Coated granules have a pesticide absorbed onto a matrix such as clay and then coated with cross-linked resins which helps slow the release rate. Clay loses or releases pesticide over a short period of at most a few weeks.
In U.S. Pat. No. 5,801,194 to Van Voris et al., (the '194 patent) a controlled release device is disclosed which incorporates insecticide into polymer materials to form a device which may then be placed in and around wooden structures to form an effective exclusion zone lasting several years or more. This is accomplished through the use of a low volatility insecticide within a high density polymer, the combination having a low release rate of the insecticide. While the '194 patent does describe a device which provides long lasting protection against insect penetration, the application of this device to either new or existing structures requires the manual placement of the device in and around those structures.
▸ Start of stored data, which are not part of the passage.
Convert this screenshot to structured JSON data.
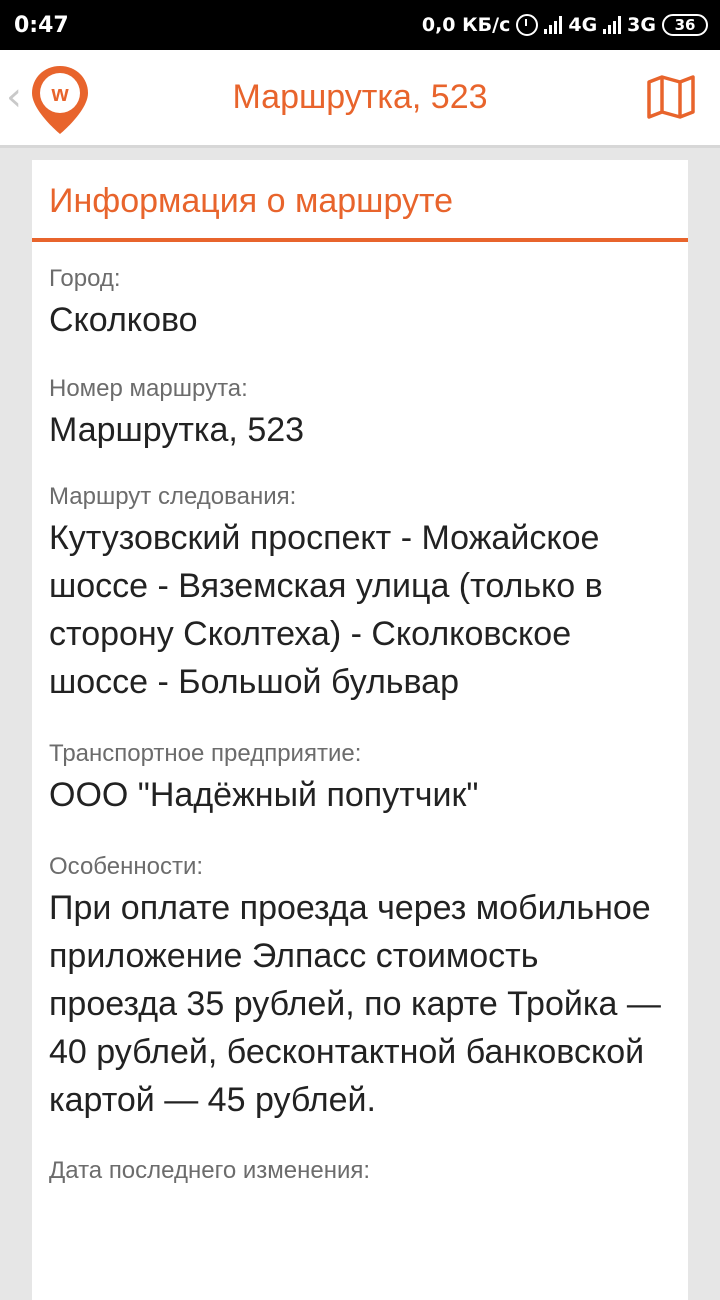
{
  "status_bar": {
    "time": "0:47",
    "speed": "0,0 КБ/с",
    "network1": "4G",
    "network2": "3G",
    "battery": "36"
  },
  "header": {
    "title": "Маршрутка, 523",
    "accent_color": "#e8642c"
  },
  "card": {
    "title": "Информация о маршруте",
    "fields": [
      {
        "label": "Город:",
        "value": "Сколково"
      },
      {
        "label": "Номер маршрута:",
        "value": "Маршрутка, 523"
      },
      {
        "label": "Маршрут следования:",
        "value": "Кутузовский проспект - Можайское шоссе - Вяземская улица (только в сторону Сколтеха) - Сколковское шоссе - Большой бульвар"
      },
      {
        "label": "Транспортное предприятие:",
        "value": "ООО \"Надёжный попутчик\""
      },
      {
        "label": "Особенности:",
        "value": "При оплате проезда через мобильное приложение Элпасс стоимость проезда 35 рублей, по карте Тройка — 40 рублей, бесконтактной банковской картой — 45 рублей."
      },
      {
        "label": "Дата последнего изменения:"
      }
    ]
  }
}
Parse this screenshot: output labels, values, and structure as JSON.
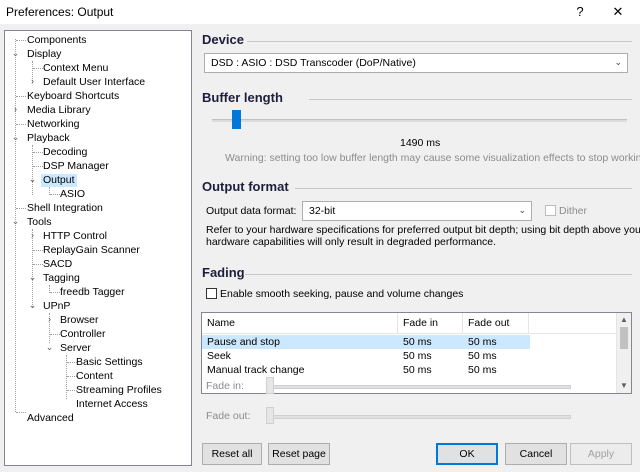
{
  "window": {
    "title": "Preferences: Output",
    "help_glyph": "?",
    "close_glyph": "✕"
  },
  "tree": {
    "items": [
      {
        "label": "Components"
      },
      {
        "label": "Display"
      },
      {
        "label": "Context Menu"
      },
      {
        "label": "Default User Interface"
      },
      {
        "label": "Keyboard Shortcuts"
      },
      {
        "label": "Media Library"
      },
      {
        "label": "Networking"
      },
      {
        "label": "Playback"
      },
      {
        "label": "Decoding"
      },
      {
        "label": "DSP Manager"
      },
      {
        "label": "Output"
      },
      {
        "label": "ASIO"
      },
      {
        "label": "Shell Integration"
      },
      {
        "label": "Tools"
      },
      {
        "label": "HTTP Control"
      },
      {
        "label": "ReplayGain Scanner"
      },
      {
        "label": "SACD"
      },
      {
        "label": "Tagging"
      },
      {
        "label": "freedb Tagger"
      },
      {
        "label": "UPnP"
      },
      {
        "label": "Browser"
      },
      {
        "label": "Controller"
      },
      {
        "label": "Server"
      },
      {
        "label": "Basic Settings"
      },
      {
        "label": "Content"
      },
      {
        "label": "Streaming Profiles"
      },
      {
        "label": "Internet Access"
      },
      {
        "label": "Advanced"
      }
    ],
    "selected": "Output"
  },
  "device": {
    "heading": "Device",
    "selected": "DSD : ASIO : DSD Transcoder (DoP/Native)"
  },
  "buffer": {
    "heading": "Buffer length",
    "value_label": "1490 ms",
    "slider_fraction": 0.07,
    "warning": "Warning: setting too low buffer length may cause some visualization effects to stop working."
  },
  "output_format": {
    "heading": "Output format",
    "label": "Output data format:",
    "selected": "32-bit",
    "dither_label": "Dither",
    "note_line1": "Refer to your hardware specifications for preferred output bit depth; using bit depth above your",
    "note_line2": "hardware capabilities will only result in degraded performance."
  },
  "fading": {
    "heading": "Fading",
    "checkbox_label": "Enable smooth seeking, pause and volume changes",
    "columns": [
      "Name",
      "Fade in",
      "Fade out"
    ],
    "rows": [
      {
        "name": "Pause and stop",
        "fade_in": "50 ms",
        "fade_out": "50 ms"
      },
      {
        "name": "Seek",
        "fade_in": "50 ms",
        "fade_out": "50 ms"
      },
      {
        "name": "Manual track change",
        "fade_in": "50 ms",
        "fade_out": "50 ms"
      }
    ],
    "fade_in_label": "Fade in:",
    "fade_out_label": "Fade out:"
  },
  "buttons": {
    "reset_all": "Reset all",
    "reset_page": "Reset page",
    "ok": "OK",
    "cancel": "Cancel",
    "apply": "Apply"
  },
  "icons": {
    "expanded": "chevron-down-icon",
    "collapsed": "chevron-right-icon",
    "dropdown": "chevron-down-icon"
  },
  "colors": {
    "selection": "#cce8ff",
    "heading": "#1e1e3c",
    "accent": "#0078d7"
  }
}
The application of the device in this manner may be time consuming, labor intensive, and expensive. In one embodiment of the '194 patent, the controlled release device is placed into a polyurethane foam to allow the spray application of the device to wooden structures. While this approach does lessen the labor, and thus the cost, associated with placing the device in contact with the structures that need to be protected, it does have other drawbacks. For example, at the time the device is applied to the structure, the insecticide is not adequately dispersed throughout the volume of the polyurethane foam. This results in a lack of protection from invasive insects during the time period required for the insecticide to permeate the polymer and infiltrate the foam. To overcome this drawback, the '194 patent also proposes combining the low volatility insecticide within a high density polymer with a more volatile insecticide within a low density polymer which has a higher release rate. The drawbacks of this combined system include the potential harm to human and other life forms which may occur as a result of their coming into contact with the more volatile insecticide.
Thus, there exists a need for improved methods for applying a pesticide or repellent barrier to wooden structures which provides long lasting and immediate protection from termites, ants, wood boring insects and other wood destroying microorganisms as well as provides a protective barrier against the migration of the pesticide, insecticide or repellent into the environment where it can potentially cause adverse ecological and human health impacts. There exists a particular need for methods for applying such barriers which may be accomplished quickly and inexpensively. Finally, there exists a need for methods which accomplish the foregoing objectives in a manner which minimizes the opportunity for the pesticide, insecticide or repellent to come into contact with humans or other living creatures which may be harmed by such contact.